The distinction between faults and alerts is not "important" and "unimportant", but instead "persistent" and "transient". A fault results in some broken state that needs to be repaired (and may be repaired automatically as a result of environmental changes). An alert notes a discrete event occurred. Faults tend to be more important since something must be fixed, but that is not inherent in their design; either can be important depending on the situation.
What is an Alert?
- An alert represents a single event which happens at a point in time.
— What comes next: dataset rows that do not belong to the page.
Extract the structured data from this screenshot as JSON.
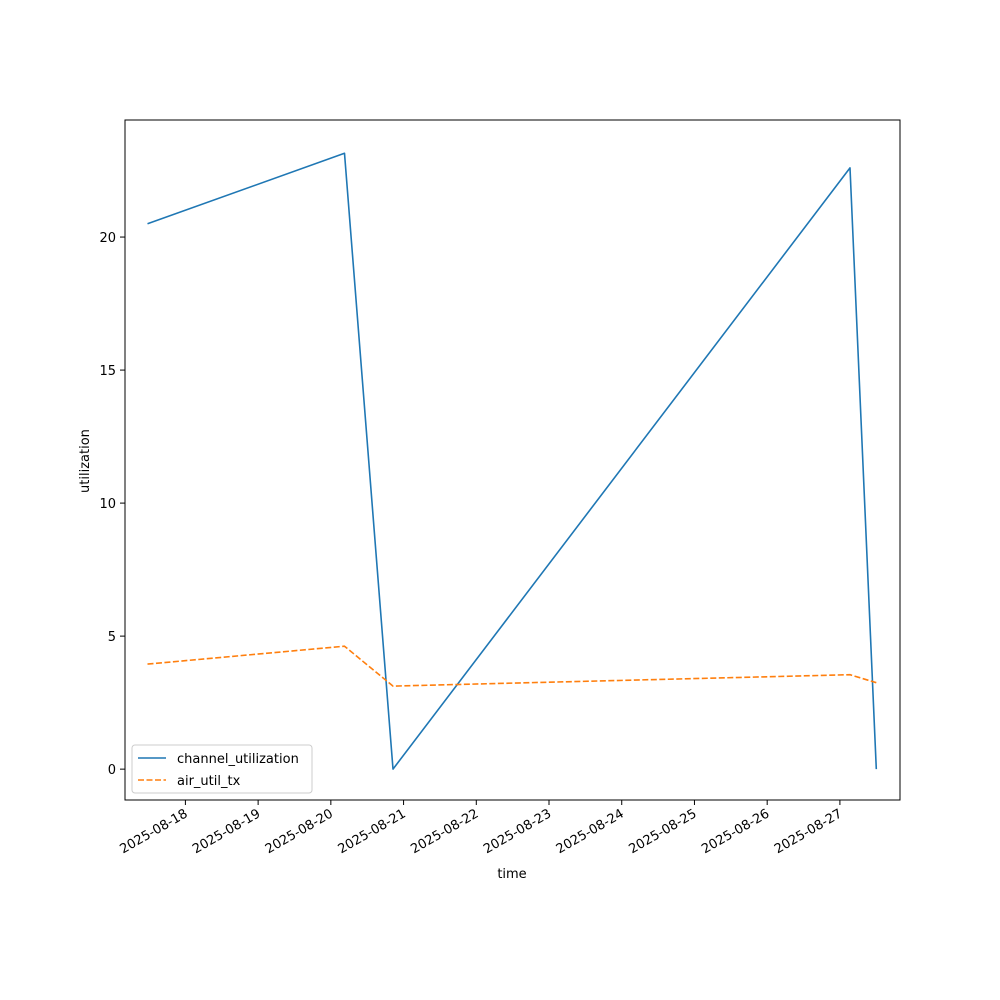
{
  "chart_data": {
    "type": "line",
    "title": "",
    "xlabel": "time",
    "ylabel": "utilization",
    "x_ticks": [
      "2025-08-18",
      "2025-08-19",
      "2025-08-20",
      "2025-08-21",
      "2025-08-22",
      "2025-08-23",
      "2025-08-24",
      "2025-08-25",
      "2025-08-26",
      "2025-08-27"
    ],
    "y_ticks": [
      "0",
      "5",
      "10",
      "15",
      "20"
    ],
    "xlim": [
      "2025-08-17T04:04",
      "2025-08-27T19:50"
    ],
    "ylim": [
      -1.16,
      24.4
    ],
    "grid": false,
    "legend_position": "lower left",
    "series": [
      {
        "name": "channel_utilization",
        "color": "#1f77b4",
        "line_style": "solid",
        "points": [
          {
            "x": "2025-08-17T11:30",
            "y": 20.5
          },
          {
            "x": "2025-08-20T04:30",
            "y": 23.15
          },
          {
            "x": "2025-08-20T20:30",
            "y": 0.0
          },
          {
            "x": "2025-08-27T03:20",
            "y": 22.6
          },
          {
            "x": "2025-08-27T12:00",
            "y": 0.0
          }
        ]
      },
      {
        "name": "air_util_tx",
        "color": "#ff7f0e",
        "line_style": "dashed",
        "points": [
          {
            "x": "2025-08-17T11:30",
            "y": 3.95
          },
          {
            "x": "2025-08-20T04:30",
            "y": 4.62
          },
          {
            "x": "2025-08-20T20:30",
            "y": 3.12
          },
          {
            "x": "2025-08-27T03:20",
            "y": 3.55
          },
          {
            "x": "2025-08-27T12:00",
            "y": 3.25
          }
        ]
      }
    ]
  }
}
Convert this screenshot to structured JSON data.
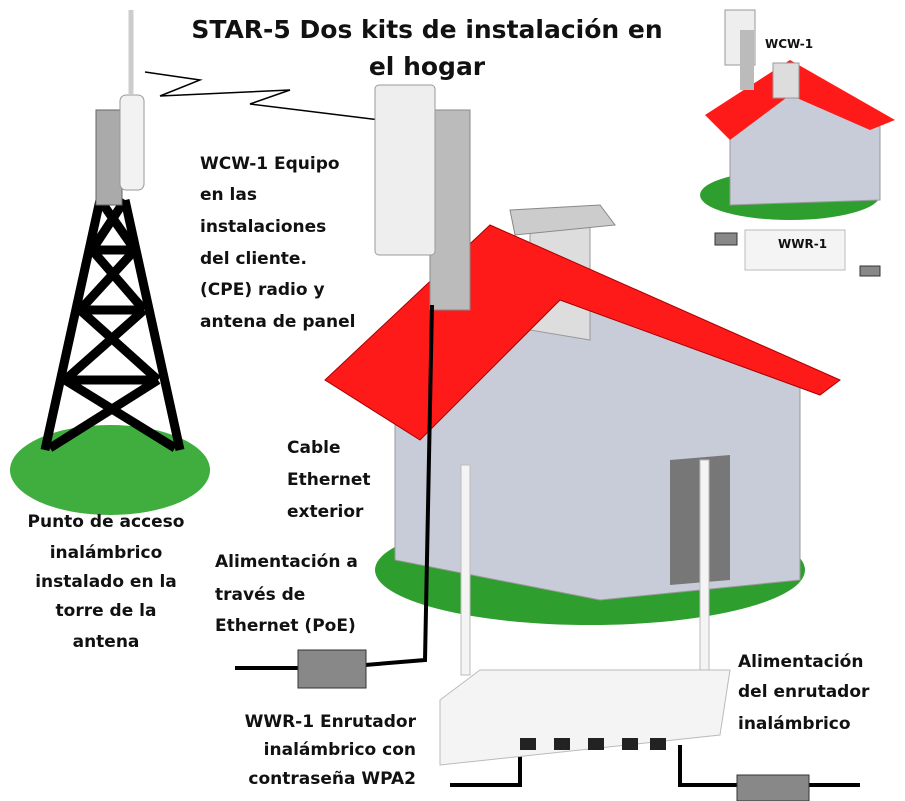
{
  "title": [
    "STAR-5 Dos kits de instalación en",
    "el hogar"
  ],
  "labels": {
    "cpe": [
      "WCW-1 Equipo",
      "en las",
      "instalaciones",
      "del cliente.",
      "(CPE) radio y",
      "antena de panel"
    ],
    "cable": [
      "Cable",
      "Ethernet",
      "exterior"
    ],
    "poe": [
      "Alimentación a",
      "través de",
      "Ethernet (PoE)"
    ],
    "access_point": [
      "Punto de acceso",
      "inalámbrico",
      "instalado en la",
      "torre de la",
      "antena"
    ],
    "router_power": [
      "Alimentación",
      "del enrutador",
      "inalámbrico"
    ],
    "router": [
      "WWR-1 Enrutador",
      "inalámbrico con",
      "contraseña WPA2"
    ],
    "small_cpe": "WCW-1",
    "small_router": "WWR-1"
  }
}
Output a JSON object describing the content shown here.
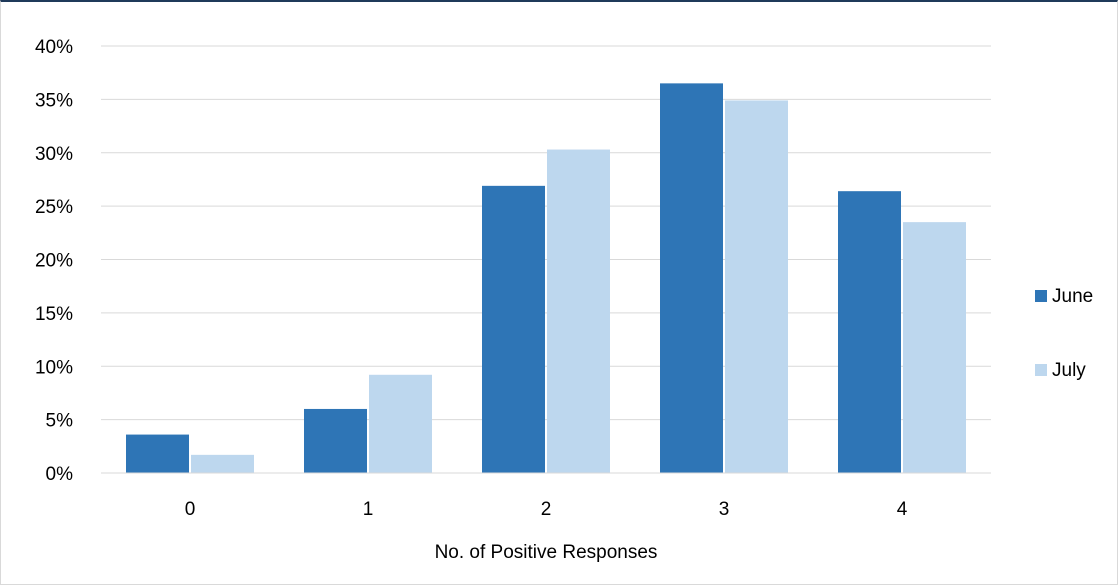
{
  "chart_data": {
    "type": "bar",
    "title": "",
    "xlabel": "No. of Positive Responses",
    "ylabel": "",
    "categories": [
      "0",
      "1",
      "2",
      "3",
      "4"
    ],
    "series": [
      {
        "name": "June",
        "values": [
          3.6,
          6.0,
          26.9,
          36.5,
          26.4
        ],
        "color": "#2e75b6"
      },
      {
        "name": "July",
        "values": [
          1.7,
          9.2,
          30.3,
          34.9,
          23.5
        ],
        "color": "#bdd7ee"
      }
    ],
    "ylim": [
      0,
      40
    ],
    "yticks": [
      0,
      5,
      10,
      15,
      20,
      25,
      30,
      35,
      40
    ],
    "ytick_labels": [
      "0%",
      "5%",
      "10%",
      "15%",
      "20%",
      "25%",
      "30%",
      "35%",
      "40%"
    ],
    "grid": true,
    "legend_position": "right"
  }
}
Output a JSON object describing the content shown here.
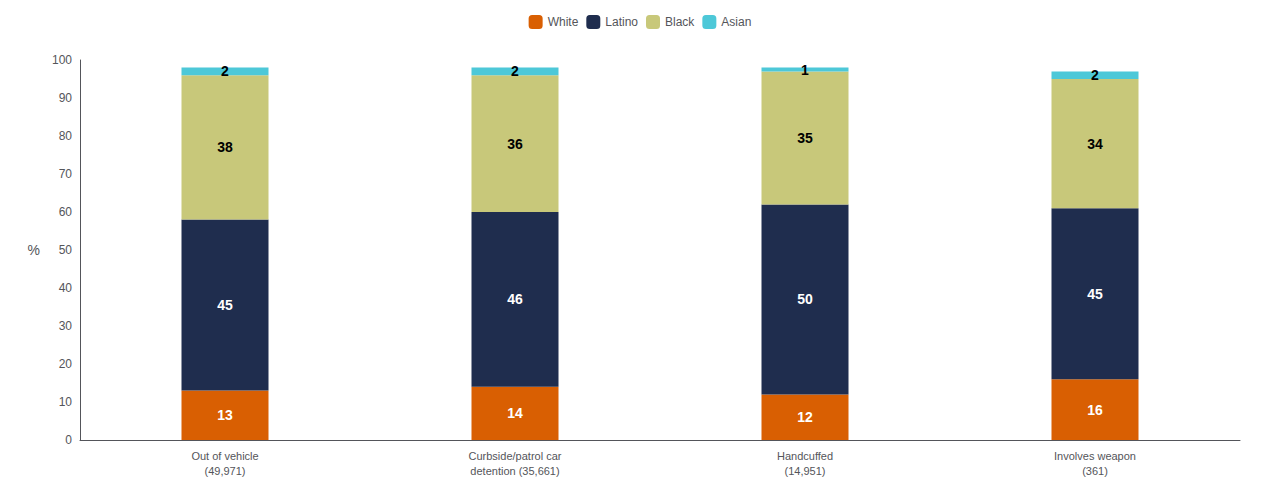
{
  "chart_data": {
    "type": "bar",
    "stacked": true,
    "data_labels": true,
    "grid": false,
    "legend": "top",
    "ylabel": "%",
    "categories": [
      "Out of vehicle\n(49,971)",
      "Curbside/patrol car\ndetention (35,661)",
      "Handcuffed\n(14,951)",
      "Involves weapon\n(361)"
    ],
    "series": [
      {
        "name": "White",
        "color": "#d95f02",
        "values": [
          13,
          14,
          12,
          16
        ]
      },
      {
        "name": "Latino",
        "color": "#1f2d4e",
        "values": [
          45,
          46,
          50,
          45
        ]
      },
      {
        "name": "Black",
        "color": "#c8c87a",
        "values": [
          38,
          36,
          35,
          34
        ]
      },
      {
        "name": "Asian",
        "color": "#4dc8d8",
        "values": [
          2,
          2,
          1,
          2
        ]
      }
    ],
    "ylim": [
      0,
      100
    ],
    "yticks": [
      0,
      10,
      20,
      30,
      40,
      50,
      60,
      70,
      80,
      90,
      100
    ]
  }
}
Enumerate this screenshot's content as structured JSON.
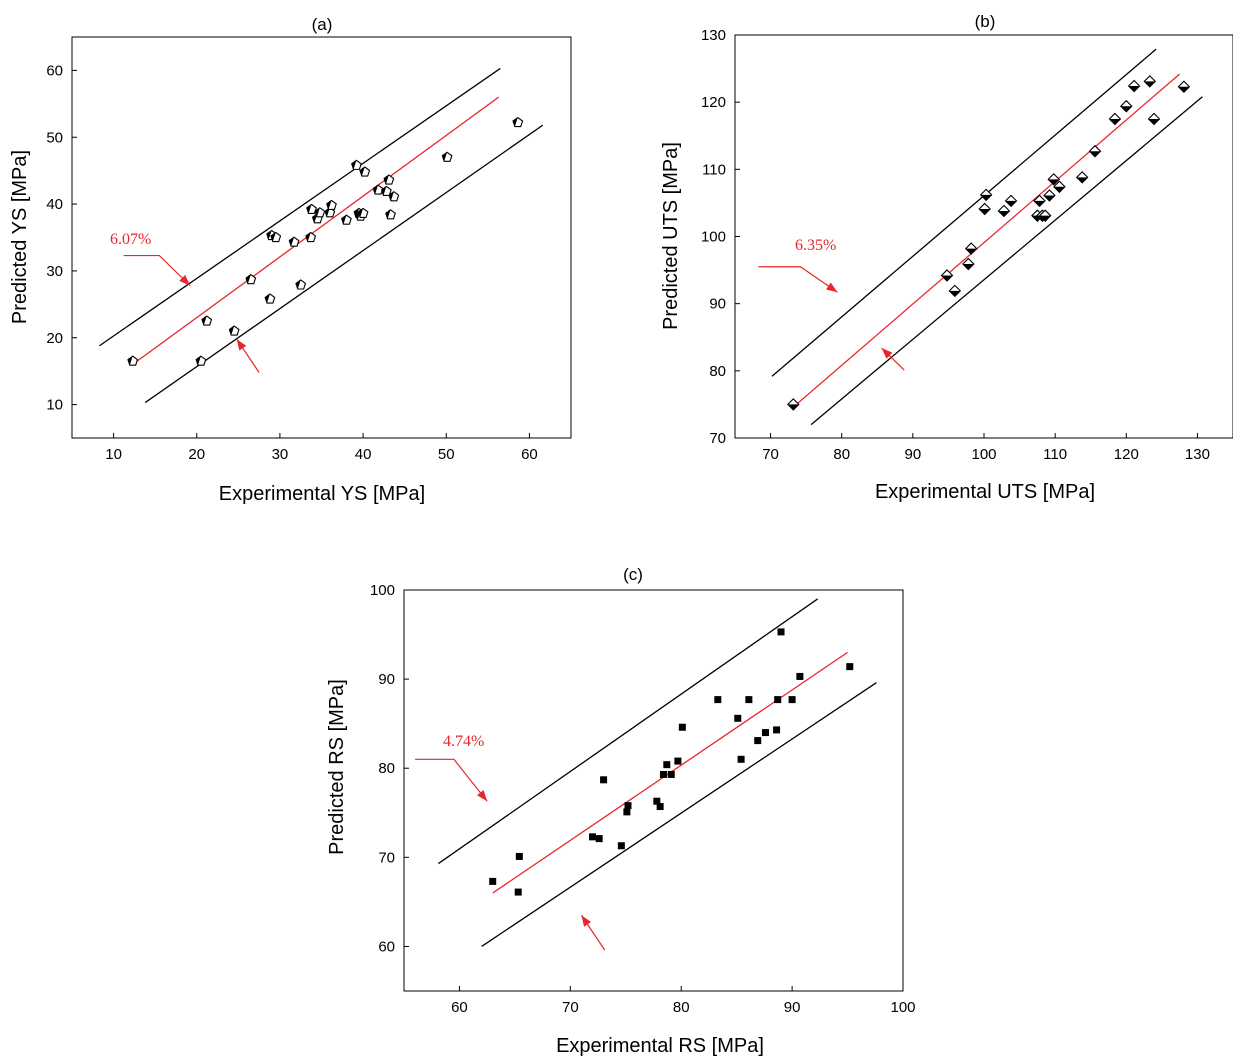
{
  "colors": {
    "axis": "#000000",
    "band": "#000000",
    "fit": "#e8262b",
    "annotation": "#e8262b"
  },
  "chart_data": [
    {
      "type": "scatter",
      "title": "(a)",
      "xlabel": "Experimental YS [MPa]",
      "ylabel": "Predicted YS [MPa]",
      "xlim": [
        5,
        65
      ],
      "ylim": [
        5,
        65
      ],
      "xticks": [
        10,
        20,
        30,
        40,
        50,
        60
      ],
      "yticks": [
        10,
        20,
        30,
        40,
        50,
        60
      ],
      "marker": "pentagon",
      "band_label": "6.07%",
      "fit_line": [
        [
          12.5,
          16.2
        ],
        [
          56.3,
          56.0
        ]
      ],
      "upper_line": [
        [
          8.3,
          18.8
        ],
        [
          56.5,
          60.3
        ]
      ],
      "lower_line": [
        [
          13.8,
          10.3
        ],
        [
          61.6,
          51.8
        ]
      ],
      "annotation_arrows": [
        {
          "from": [
            11.2,
            32.3
          ],
          "elbow": [
            15.5,
            32.3
          ],
          "to": [
            19.2,
            27.8
          ]
        },
        {
          "from": [
            27.5,
            14.8
          ],
          "to": [
            24.8,
            19.8
          ]
        }
      ],
      "points": [
        [
          12.3,
          16.5
        ],
        [
          20.5,
          16.5
        ],
        [
          21.2,
          22.5
        ],
        [
          24.5,
          21.0
        ],
        [
          26.5,
          28.7
        ],
        [
          28.8,
          25.8
        ],
        [
          29.0,
          35.3
        ],
        [
          29.5,
          35.0
        ],
        [
          31.7,
          34.3
        ],
        [
          32.5,
          27.9
        ],
        [
          33.7,
          35.0
        ],
        [
          33.8,
          39.2
        ],
        [
          34.5,
          37.8
        ],
        [
          34.8,
          38.7
        ],
        [
          36.0,
          38.7
        ],
        [
          36.2,
          39.8
        ],
        [
          38.0,
          37.6
        ],
        [
          39.2,
          45.8
        ],
        [
          39.5,
          38.6
        ],
        [
          39.7,
          38.2
        ],
        [
          40.0,
          38.6
        ],
        [
          40.2,
          44.8
        ],
        [
          41.8,
          42.1
        ],
        [
          42.8,
          41.9
        ],
        [
          43.1,
          43.6
        ],
        [
          43.3,
          38.4
        ],
        [
          43.7,
          41.1
        ],
        [
          50.1,
          47.0
        ],
        [
          58.6,
          52.2
        ]
      ]
    },
    {
      "type": "scatter",
      "title": "(b)",
      "xlabel": "Experimental UTS [MPa]",
      "ylabel": "Predicted UTS [MPa]",
      "xlim": [
        65,
        135
      ],
      "ylim": [
        70,
        130
      ],
      "xticks": [
        70,
        80,
        90,
        100,
        110,
        120,
        130
      ],
      "yticks": [
        70,
        80,
        90,
        100,
        110,
        120,
        130
      ],
      "marker": "half-diamond",
      "band_label": "6.35%",
      "fit_line": [
        [
          73.3,
          74.7
        ],
        [
          127.5,
          124.2
        ]
      ],
      "upper_line": [
        [
          70.2,
          79.2
        ],
        [
          124.2,
          127.9
        ]
      ],
      "lower_line": [
        [
          75.7,
          72.0
        ],
        [
          130.7,
          120.8
        ]
      ],
      "annotation_arrows": [
        {
          "from": [
            68.3,
            95.5
          ],
          "elbow": [
            74.2,
            95.5
          ],
          "to": [
            79.4,
            91.7
          ]
        },
        {
          "from": [
            88.8,
            80.1
          ],
          "to": [
            85.6,
            83.4
          ]
        }
      ],
      "points": [
        [
          73.2,
          75.0
        ],
        [
          94.8,
          94.2
        ],
        [
          95.9,
          91.9
        ],
        [
          97.8,
          95.9
        ],
        [
          98.2,
          98.2
        ],
        [
          100.1,
          104.1
        ],
        [
          100.3,
          106.2
        ],
        [
          102.8,
          103.8
        ],
        [
          103.8,
          105.3
        ],
        [
          107.5,
          103.1
        ],
        [
          107.8,
          105.3
        ],
        [
          108.2,
          103.1
        ],
        [
          108.6,
          103.1
        ],
        [
          109.2,
          106.1
        ],
        [
          109.8,
          108.5
        ],
        [
          110.6,
          107.4
        ],
        [
          113.8,
          108.8
        ],
        [
          115.6,
          112.7
        ],
        [
          118.4,
          117.5
        ],
        [
          120.0,
          119.4
        ],
        [
          121.1,
          122.4
        ],
        [
          123.3,
          123.1
        ],
        [
          123.9,
          117.5
        ],
        [
          128.1,
          122.3
        ]
      ]
    },
    {
      "type": "scatter",
      "title": "(c)",
      "xlabel": "Experimental RS [MPa]",
      "ylabel": "Predicted RS [MPa]",
      "xlim": [
        55,
        100
      ],
      "ylim": [
        55,
        100
      ],
      "xticks": [
        60,
        70,
        80,
        90,
        100
      ],
      "yticks": [
        60,
        70,
        80,
        90,
        100
      ],
      "marker": "square",
      "band_label": "4.74%",
      "fit_line": [
        [
          63.0,
          66.0
        ],
        [
          95.0,
          93.0
        ]
      ],
      "upper_line": [
        [
          58.1,
          69.3
        ],
        [
          92.3,
          99.0
        ]
      ],
      "lower_line": [
        [
          62.0,
          60.0
        ],
        [
          97.6,
          89.6
        ]
      ],
      "annotation_arrows": [
        {
          "from": [
            56.0,
            81.0
          ],
          "elbow": [
            59.5,
            81.0
          ],
          "to": [
            62.5,
            76.3
          ]
        },
        {
          "from": [
            73.1,
            59.6
          ],
          "to": [
            71.0,
            63.5
          ]
        }
      ],
      "points": [
        [
          63.0,
          67.3
        ],
        [
          65.3,
          66.1
        ],
        [
          65.4,
          70.1
        ],
        [
          72.0,
          72.3
        ],
        [
          72.6,
          72.1
        ],
        [
          73.0,
          78.7
        ],
        [
          74.6,
          71.3
        ],
        [
          75.1,
          75.1
        ],
        [
          75.2,
          75.8
        ],
        [
          77.8,
          76.3
        ],
        [
          78.1,
          75.7
        ],
        [
          78.4,
          79.3
        ],
        [
          78.7,
          80.4
        ],
        [
          79.1,
          79.3
        ],
        [
          79.7,
          80.8
        ],
        [
          80.1,
          84.6
        ],
        [
          83.3,
          87.7
        ],
        [
          85.1,
          85.6
        ],
        [
          85.4,
          81.0
        ],
        [
          86.1,
          87.7
        ],
        [
          86.9,
          83.1
        ],
        [
          87.6,
          84.0
        ],
        [
          88.6,
          84.3
        ],
        [
          88.7,
          87.7
        ],
        [
          89.0,
          95.3
        ],
        [
          90.0,
          87.7
        ],
        [
          90.7,
          90.3
        ],
        [
          95.2,
          91.4
        ]
      ]
    }
  ]
}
An alert is like an announcement.
- For example, "Permission denied while writing to file" or "SnapSync job completed successfully" or the like.
- Alerts can be configured to broadcast via email, syslog, and SNMP; a record of alerts that happened can be retrieved from the GUI or the CLI. (in the GUI, they are shown in the "Event Viewer").
What is a Fault?
- A fault is a continuing problematic state.
- For example, "This system is over the 85% disk space threshold"
- A fault is meant to stay active for however long the condition persists until the fault is cleared (sometimes automatically, and sometimes by the user).
- If a system has any active faults, the GUI will show this in red type on the upper-right hand part of the screen (e.g. it might say "3 faults"). If you click on that, a window will open with more information about each fault. Faults can also be queried from the CLI.
Severity Level and Frequency
- Alerts can be tagged as CRITICAL, WARNING, or INFORMATIONAL.
- Faults can only be tagged as CRITICAL or WARNING.
- When a fault is raised, a corresponding alert is generated. The severity of the alert that gets generated when a fault is raised matches the severity of the fault (CRITICAL faults generate CRITICAL alerts).
- Delphix only sends out alerts when a fault is first raised. That is, faults themselves are not broadcast the way alerts are. There is no automatic rebroadcast of these alerts at some frequency. However, if the system keeps toggling between "fault active" and "fault cleared" states (this should be very rare), then Delphix will continue to send new alerts each time the "fault active" state is reentered.
Properties File for Delphix Alerts and Faults
- Alerts and Faults are provided to a 3rd-party Monitoring system to consume different messages generated by Delphix for different "Alerts" and "Faults".
- There are approx. 74 total messages generated by Delphix for out-of-box "Alerts" and "Faults".